Les États-Unis viennent de sanctionner, via le Bureau de l’industrie et de la sécurité (BIS) du département du Commerce, 22 sociétés accusées pour leurs supposées implications dans des activités contraires à la sécurité ou aux intérêts de la politique étrangère américaine.

Disséminées dans une douzaine de pays, les entités concernées ont soit transbordé des produits vers des juridictions sanctionnées, détourné des exportations vers l’Iran ou soutenu des activités d’armement en Syrie. Certaines d’entre elles sont épinglées pour avoir pris part à des activités nucléaires non soumises à des garanties.

Installée au Sénégal, la société Dart Aviation dont la maison mère se trouve au Royaume Uni, n’a pas échappé à ces sanctions.
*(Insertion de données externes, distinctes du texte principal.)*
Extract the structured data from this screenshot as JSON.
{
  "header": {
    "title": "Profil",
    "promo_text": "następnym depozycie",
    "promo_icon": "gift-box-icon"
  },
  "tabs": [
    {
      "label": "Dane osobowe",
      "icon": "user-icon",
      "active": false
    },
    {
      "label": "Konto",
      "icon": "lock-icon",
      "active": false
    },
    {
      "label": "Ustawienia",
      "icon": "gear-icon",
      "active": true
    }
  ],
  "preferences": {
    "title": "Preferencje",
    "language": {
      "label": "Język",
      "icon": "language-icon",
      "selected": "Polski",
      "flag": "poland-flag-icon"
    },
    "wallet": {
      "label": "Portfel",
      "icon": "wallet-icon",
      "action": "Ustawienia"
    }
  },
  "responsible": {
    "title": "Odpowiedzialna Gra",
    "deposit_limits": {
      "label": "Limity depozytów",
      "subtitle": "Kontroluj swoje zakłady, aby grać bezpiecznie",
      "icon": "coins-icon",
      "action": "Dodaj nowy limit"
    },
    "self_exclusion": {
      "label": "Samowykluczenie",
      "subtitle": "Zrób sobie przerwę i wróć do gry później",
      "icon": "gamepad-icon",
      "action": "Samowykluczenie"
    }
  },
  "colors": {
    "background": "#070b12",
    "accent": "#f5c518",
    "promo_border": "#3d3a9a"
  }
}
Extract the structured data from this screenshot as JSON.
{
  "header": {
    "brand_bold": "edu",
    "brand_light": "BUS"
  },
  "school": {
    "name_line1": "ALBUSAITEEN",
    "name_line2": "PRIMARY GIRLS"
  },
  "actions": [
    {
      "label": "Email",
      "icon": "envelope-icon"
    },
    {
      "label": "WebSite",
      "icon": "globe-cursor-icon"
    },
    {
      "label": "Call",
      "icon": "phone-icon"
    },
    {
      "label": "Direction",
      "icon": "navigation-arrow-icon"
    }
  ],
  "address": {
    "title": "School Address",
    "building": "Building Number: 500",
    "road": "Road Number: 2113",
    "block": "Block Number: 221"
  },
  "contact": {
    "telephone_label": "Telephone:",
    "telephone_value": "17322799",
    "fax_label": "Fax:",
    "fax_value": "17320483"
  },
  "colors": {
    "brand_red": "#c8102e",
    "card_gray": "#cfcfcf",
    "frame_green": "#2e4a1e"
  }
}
Par conséquent, elle ne devrait plus etre autorisée à recevoir des exportations américaines.

Dart Aviation s’est spécialisée dans la fourniture de biens et services pour l’aviation civile exclusivement.
L’administration Trump lui reproche d’avoir transbordé des articles en provenance des Etats-Unis vers des pays et des entités sanctionnées sans les autorisations requises.

« C’est faux », balaie le fondateur de Dart Aviation. En réalité, ladite société a été sanctionnée pour avoir travaillé avec des compagnies aériennes iraniennes non soumises aux sanctions au regard du droit international. Ce qui, aux yeux d’Alain Asselah n’est pas problématique. « Les avions ont vocation à transporter des passagers de toutes nationalités à travers le monde y compris en Iran, ces passagers étrangers tout comme la population iranienne ont le droit de voyager dans des conditions de sécurité maximales, y compris dans des avions immatriculés en Iran, ce qui suppose que les avions iraniens soient entretenus selon les mêmes exigences que ceux d’autres pays conformément aux règles de l’OACI/ICAO dont l’Iran fait partie, donc que les services techniques des compagnies iraniennes puissent accéder librement aux pièces de rechange pour entretenir leurs flottes ce que notre société s’efforce de faire à travers le monde depuis 30 ans sans a priori politique. Les avions iraniens se posent tous les jours sur la plupart des aéroports européens, asiatiques, moyen orientaux, où ils reçoivent une assistance technique et la fourniture de services divers (refuelling & catering), ce partout dans tout le monde sauf aux États-Unis   », plaide-t-il.

Aujourd’hui, chargé des Contentieux dans cette société qu’il a fondée en 1991, Alain Asselah décrie la démarche du département du Commerce. « L’administration américaine nous a bien sollicité en direct voilà un an. Sans leur refuser l’accès à l’information, nous leur avons simplement demandé de respecter les circuits légaux en sollicitant en premier lieu le représentant légal de la société ainsi que leurs homologues européens et français ce qu’ils n’ont jamais fait pour des raisons qui nous échappent », déplore-t-il non sans assurer que Dart Aviation n’a rien à se reprocher. « Nous sommes en règle avec le droit français et/ou Européen sinon notre administration saurait nous rappeler à l’ordre », renchérit M. Asselah qui conteste dans la foulée « les règles d’extraterritorialité du droit américain » qui sont contre-productives  et ne font que ternir l’image d’une amérique que le monde entier avait l’habitude de prendre en modèle.

Pour Alain Asselah, les Etats-Unis se servent de ces sanctions pour régler des comptes avec l’Iran. « Ils ne nous visent pas particulièrement mais placent toutes les sociétés qui travaillent avec l’Iran sur la liste noire sans enquête sérieuse », se désole notre interlocuteur qui ajoute : « cela fait 15 ans que nous travaillons avec l’Iran avec la bénédiction de l’administration française des douanes et cellule Tracfin de Bercy ». « Que penserait l’opinion publique internationale si un avion iranien avec des européens à bord se crachait faute de maintenance », se demande M. Asselah.

Dans tous les cas, Dart Aviation n’entend pas servir de bouc émissaire ou de souffre douleur. Dans les prochaines heures, une correspondance sera adressée à l’antenne de l’administration américaine de Francfort pour obtenir des explications, nous confie Alain Asselah.

De son côté, le représentant de Dart Avation au Sénégal a préféré ne pas s’impliquer personnellement dans ce dossier qui ne concerne pas le marché africain dont il a la charge. Dakaractu a tenté d’entrer en contact avec lui. Mais, O. Diouf qui a bien reconnu au téléphone être le représentant de cette société de droit français au Sénégal, n’a pas souhaité répondre quand nous lui avons exposé le motif de notre appel.

Des activités de la société au Sénégal, elle a fourni ses services aux avions de la présidence entretenus par l’armée de l’Air Sénégalaise.